First off: ass pain. We could make some aliases or shell scripts, or maybe use git push-all. Meh. Second off, this ain’t DRY – the opportunities for lost or mismatched codez on different servers are too-ubiquitous (“toobiquitous”, in fact) for my liking. Third off, this is clearly an open rabbit hole. Aren’t we obligated to climb into it?

So we made a number of changes. Among them, we started using gitosis to manage our repos (both public and private) on our slicehost. Then we made some configuration changes so that, once a project is setup, pushing to our slicehost repository for a project will automatically force a push to our github repository for the project. Sweet.

So, now, mirroring is easy, though setup on a per-project basis is still a bit cumbersome. We want to document what we’ve done, not because it’s beautiful (yet) but to get it out there and then improve it. Oh, and (to drop the Royal “we”) because ymendel keeps bitching that I need to write this damned blog article. [waves to Yossef.]

Here’s how we’re doing the mirroring… In the discussion that follows there are three machines involved: (1) a local workstation (or laptop, as the case actually is) where I’m doing development work, I’ll refer to it as “local”; (2) a git repository host under our control, which will be running gitosis, to which we push, and which then mirrors to github, called “internal”; and (3) github.com. Suggestions for process improvement are very welcome as there are still a few too many moving parts involved in setting up new projects.

Initial Setup

To get things set up initially, get yourself a unixy/linuxy host where you can set up gitosis for hosting. Slicehost, linode, some dude’s box, whatever.

Per-project Setup

UPDATE 2009-04-08: This is the start of the no-longer-necessary section. Check out the new hotness.

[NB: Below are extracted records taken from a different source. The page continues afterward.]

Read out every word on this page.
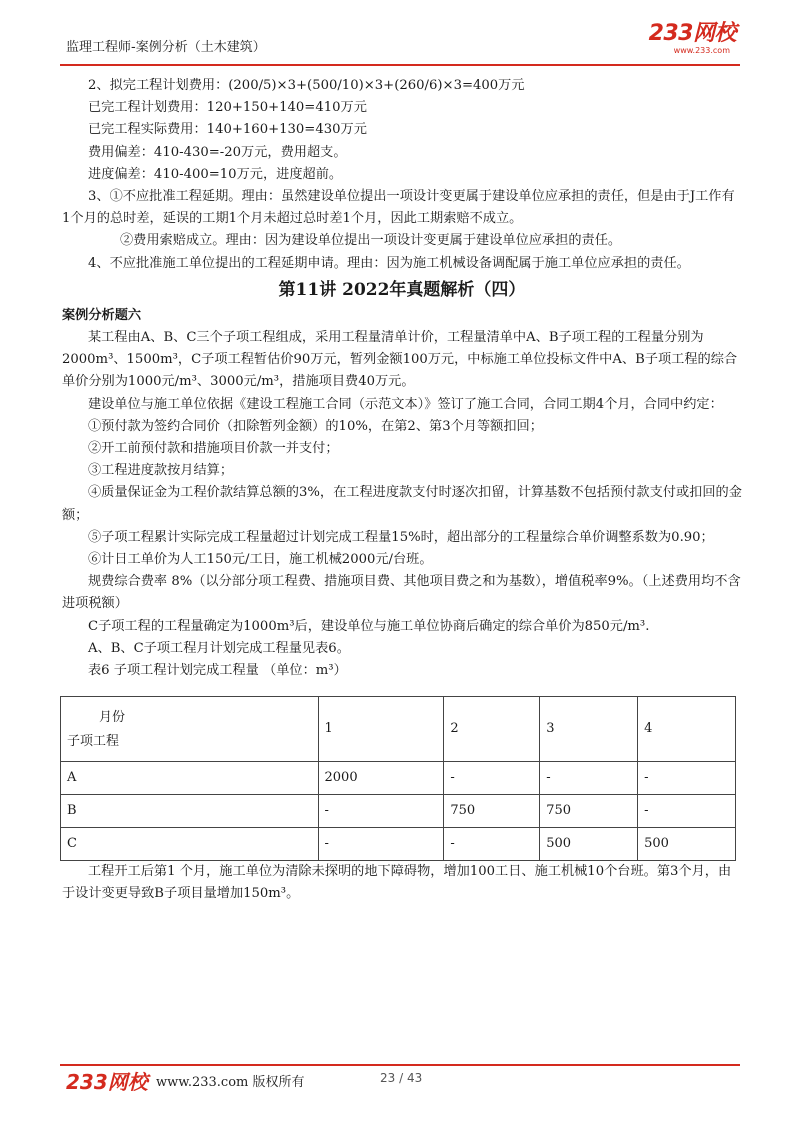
监理工程师-案例分析（土木建筑）
233网校
www.233.com

2、拟完工程计划费用：(200/5)×3+(500/10)×3+(260/6)×3=400万元

已完工程计划费用：120+150+140=410万元

已完工程实际费用：140+160+130=430万元

费用偏差：410-430=-20万元，费用超支。

进度偏差：410-400=10万元，进度超前。

3、①不应批准工程延期。理由：虽然建设单位提出一项设计变更属于建设单位应承担的责任，但是由于J工作有1个月的总时差，延误的工期1个月未超过总时差1个月，因此工期索赔不成立。

②费用索赔成立。理由：因为建设单位提出一项设计变更属于建设单位应承担的责任。

4、不应批准施工单位提出的工程延期申请。理由：因为施工机械设备调配属于施工单位应承担的责任。

第11讲 2022年真题解析（四）

案例分析题六

某工程由A、B、C三个子项工程组成，采用工程量清单计价，工程量清单中A、B子项工程的工程量分别为2000m³、1500m³，C子项工程暂估价90万元，暂列金额100万元，中标施工单位投标文件中A、B子项工程的综合单价分别为1000元/m³、3000元/m³，措施项目费40万元。

建设单位与施工单位依据《建设工程施工合同（示范文本）》签订了施工合同，合同工期4个月，合同中约定：

①预付款为签约合同价（扣除暂列金额）的10%，在第2、第3个月等额扣回；

②开工前预付款和措施项目价款一并支付；

③工程进度款按月结算；

④质量保证金为工程价款结算总额的3%，在工程进度款支付时逐次扣留，计算基数不包括预付款支付或扣回的金额；

⑤子项工程累计实际完成工程量超过计划完成工程量15%时，超出部分的工程量综合单价调整系数为0.90；

⑥计日工单价为人工150元/工日，施工机械2000元/台班。

规费综合费率 8%（以分部分项工程费、措施项目费、其他项目费之和为基数），增值税率9%。（上述费用均不含进项税额）

C子项工程的工程量确定为1000m³后，建设单位与施工单位协商后确定的综合单价为850元/m³.

A、B、C子项工程月计划完成工程量见表6。

表6 子项工程计划完成工程量 （单位：m³）

月份
子项工程	1	2	3	4
A	2000	-	-	-
B	-	750	750	-
C	-	-	500	500

工程开工后第1 个月，施工单位为清除未探明的地下障碍物，增加100工日、施工机械10个台班。第3个月，由于设计变更导致B子项目量增加150m³。

233网校 www.233.com 版权所有	23 / 43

(One question I have is, is there a way to do this with gitosis that doesn’t involve logging in on the server to add the remote and setup the hook?)

UPDATE 2009-04-08: This is the end of the no-longer-necessary section. Check out the new hotness.

For troubleshooting, we adopted Evan’s idea and have a log file in the home directory of our internal server’s git user. The log file will show the output of attempting to git push --mirror to github.

Anyway, happy codes sharings!

4 Responses to “How Can: Sharing Your Codes to the Git Hubs?”

  1. Yossef Says:

    Jesus, finally! That image was worth the wait, though.

    Good article, man. Really, much of this comes down to steps 5 and 6 of the per-project setup (or · and · on your numbering scheme) being a pain. I think Evan didn’t much care because he set it up for only Rubinius, but we have to go through the pain every time we start a new flogic project.

    Also, for anyone reading this, make sure to label which key on the github account is used by the mirroring server. That way you won’t be tempted to delete it when it “doesn’t belong to anyone”. In fact, go ahead and ensure every key has a label, now that it’s possible to do so.

  2. Geoffrey Grosenbach Says:

    Why is it that anything becomes more humorous when pluralized?

  3. Damien Says:

    Thanks, your tutorial has been a great help.

    Here is a fork of gitosis to limit the need to login to the internal host:

    http://github.com/dinoboff/gitosis/tree/master

    You just need to add to gitosis.conf: [repo foo] mirrors = git@github.com:flogic/foo.git git@gitorious.org:flogic/foo.git

    The post-receive hook that check for mirror to update is created the first time push something to gitosis: hook

    If you repository is already in gitosis you have to add it yourself to ~/repositories/foo.git/hooks/

  4. Yossef Says:

    Damien, thank you so much. I’m looking forward to using your gitosis fork to create many, many new projects that will be automatically mirrored.